Story by Tom Stevens
Not even Maui.
To millions of enchanted admirers, the island comes as close to perfection as nature probably allows. But even this best of all possible worlds has a few shortcomings.
Admittedly, any list of “Maui worsts” would provoke snorts of hilarity elsewhere. I once made the mistake of complaining about island traffic to a visitor from that other famous island, Manhattan.
He burst out laughing.
“Traffic? Where?” he sputtered, beating his fists on his thighs to contain his mirth. “You call this traffic?”
Point taken. The following list of Maui “worsts” was the best I could do on a cloudless, 80-degree day.
1. Worsening traffic. Although still laughable by big-city standards, our ever-thickening traffic may be one reason Maui slipped, for the first time in a dozen years, from the coveted “World’s Best Island” status bestowed by Condé Nast magazine.
Maui’s worst traffic jam? Pa‘ia, Makawao, Kihei and Lahaina vie daily for that distinction, but the most memorable stoppages occur whenever brush fires close the pali road to Lahaina. Seasoned West Maui motorists now pack blankets, food and water in their cars for occasional overnight stays on Honoapi‘ilani Highway. Which brings us to:
2. Worst-kept promise. It has been 30 years since Hawai‘i’s state government agreed to develop a Lahaina bypass that could ease West Maui traffic congestion. During that same period, the state authorized construction of tens of thousands of West Maui residential and resort units. The bypass is still a fantasy, but development continues apace. Which brings us to:
3. Dueling hospitals. Concerned about Maui’s sole, often-overburdened hospital and what could happen during an epidemic or disaster, separate citizens’ groups in West and South Maui have submitted proposals to build regional medical centers, using private funds. But Maui Memorial is also often the state’s only profitable hospital. Wary that any rival facility would drain those resources, the state has thus-far declared both proposals DOA. You could call it the high cost of dying. Which brings us to:
4. High cost of living. On any given day, Maui boasts prices for gasoline, groceries, housing and other essentials that are among the nation’s highest. Many residents work multiple jobs to make ends meet. It’s one reason many born-and-raised Mauians have moved to Las Vegas, Alaska, California, the Pacific Northwest, Arizona and other points East. Among the other reasons—some of them noted above—is the perception that Maui has lost the leisurely pace and small-town friendliness they knew growing up. “No Hawaiians, no aloha,” reads one bumper sticker. “Slow Down, This Ain’t the Mainland!” reads another. But to many Islanders, Maui already is the Mainland. Which brings us finally to:
5. Worst Mainland import. Some might nominate for this dubious honor MTV’s new Maui Fever sex-on-the-beach series; others would pick parasitic, tell-all, “secret places” travel books. But my vote goes to “beach replenishment,” a marginal Mainland practice that bodes much worse for Maui.

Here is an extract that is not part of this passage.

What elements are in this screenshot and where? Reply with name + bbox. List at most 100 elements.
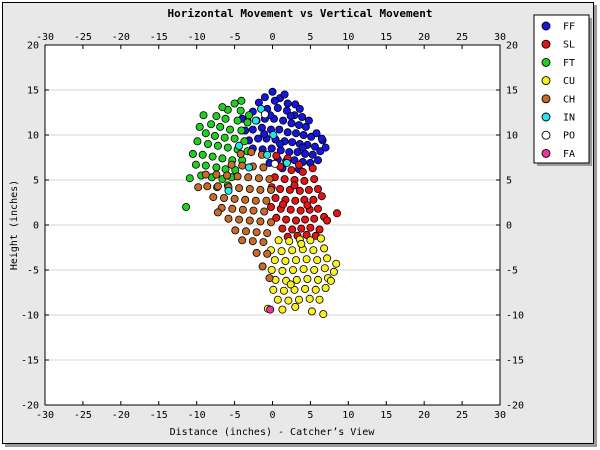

Why? As any snorkeler or diver can attest, Maui still has live reefs. We also have tides and seasonal surf. When millions of pounds of sand “replenish” an eroded beach, where does that sand end up a year later? Washed out to sea, of course, where it becomes a choking shroud on offshore reefs. Doubters need only snorkel O‘ahu’s much-replenished Waikiki, once a live reef ecosystem of rich biodiversity and gemlike clarity. Today, Waikiki below sea level is an aquatic desert. Ballyhooed by opportunistic realtors, beach replenishment is now gaining traction on Maui. If it does, you won’t need your snorkel gear much longer. There’ll be nothing to see but sand.
If we’re lucky, what’s “worst” about Maui will progress at the leisurely pace known as “Maui time.” A rooftop sign in Lahaina promises passersby: “Jesus Coming Soon,” while a sign in Kahului assures motorists: “Zippy’s Coming Soon,” referring to a restaurant chain whose arrival some Mauians anticipate even more eagerly. Both signs have been up for years.